Ordinanza di Cassazione Civile Sez. 1 Num. 12118 Anno 2025
Civile Ord. Sez. 1 Num. 12118 Anno 2025
Presidente: NOME
Relatore: COGNOME NOME
Data pubblicazione: 07/05/2025
ORDINANZA
sul ricorso iscritto al n. 35744/2019 R.G. proposto da :
AZIENDA RAGIONE_SOCIALE CATANIA, elettivamente domiciliata in ROMA INDIRIZZO presso lo studio dell’avvocato COGNOME (CODICE_FISCALE rappresentata e difesa dall’avvocato NOME COGNOME (CODICE_FISCALE
-ricorrente-
contro
RAGIONE_SOCIALE elettivamente domiciliata in ROMA INDIRIZZO presso lo studio dell’avvocato COGNOME (CODICE_FISCALE) che l a rappresenta e difende
nonché contro
RAGIONE_SOCIALE elettivamente domiciliata in ROMA INDIRIZZO presso lo studio dell’avvocato COGNOME (CODICE_FISCALE) che la rappresenta e difende
-controricorrente-
avverso la SENTENZA della CORTE D’APPELLO di CATANIA n. 1952/2019 depositata il 10/09/2019.

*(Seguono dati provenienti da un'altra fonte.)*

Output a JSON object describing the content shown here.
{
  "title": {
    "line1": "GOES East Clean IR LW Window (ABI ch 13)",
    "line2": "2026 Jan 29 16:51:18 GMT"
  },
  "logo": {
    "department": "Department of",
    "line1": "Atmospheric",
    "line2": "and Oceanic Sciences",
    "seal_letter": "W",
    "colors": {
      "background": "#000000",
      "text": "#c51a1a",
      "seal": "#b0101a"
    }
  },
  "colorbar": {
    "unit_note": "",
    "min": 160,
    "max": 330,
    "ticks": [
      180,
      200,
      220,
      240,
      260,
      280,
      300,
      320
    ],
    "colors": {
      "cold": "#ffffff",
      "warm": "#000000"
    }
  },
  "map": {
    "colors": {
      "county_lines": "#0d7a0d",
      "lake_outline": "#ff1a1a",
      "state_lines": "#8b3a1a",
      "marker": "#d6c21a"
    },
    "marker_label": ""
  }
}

Udita la relazione svolta nella camera di consiglio del 26/03/2025 dal Consigliere NOME COGNOME
FATTI DI CAUSA
RAGIONE_SOCIALE e RAGIONE_SOCIALE, in proprio e nella qualità di capogruppo mandataria del R.RAGIONE_SOCIALE (costituito con la stessa RAGIONE_SOCIALE) – cui era stato aggiudicato un appalto per la realizzazione dei lavori di ristrutturazione e messa a norma del Presidio ospedaliero di Paternò per l’importo di € 5.031.857,67 – hanno convenuto in giudizio innanzi al Tribunale di Catania l’Azienda Sanitaria Provinciale di Catania (d’ora in poi RAGIONE_SOCIALE di Catania) perché fosse accertato il loro diritto al risarcimento conseguente al recesso esercitato dallo stesso RTI determinato dal fatto che la stazione appaltante aveva redatto una perizia di variante che doveva, in realtà, considerarsi un nuovo progetto, in quanto comportante un costo superiore al quinto rispetto a quello posto a base d’asta appaltato.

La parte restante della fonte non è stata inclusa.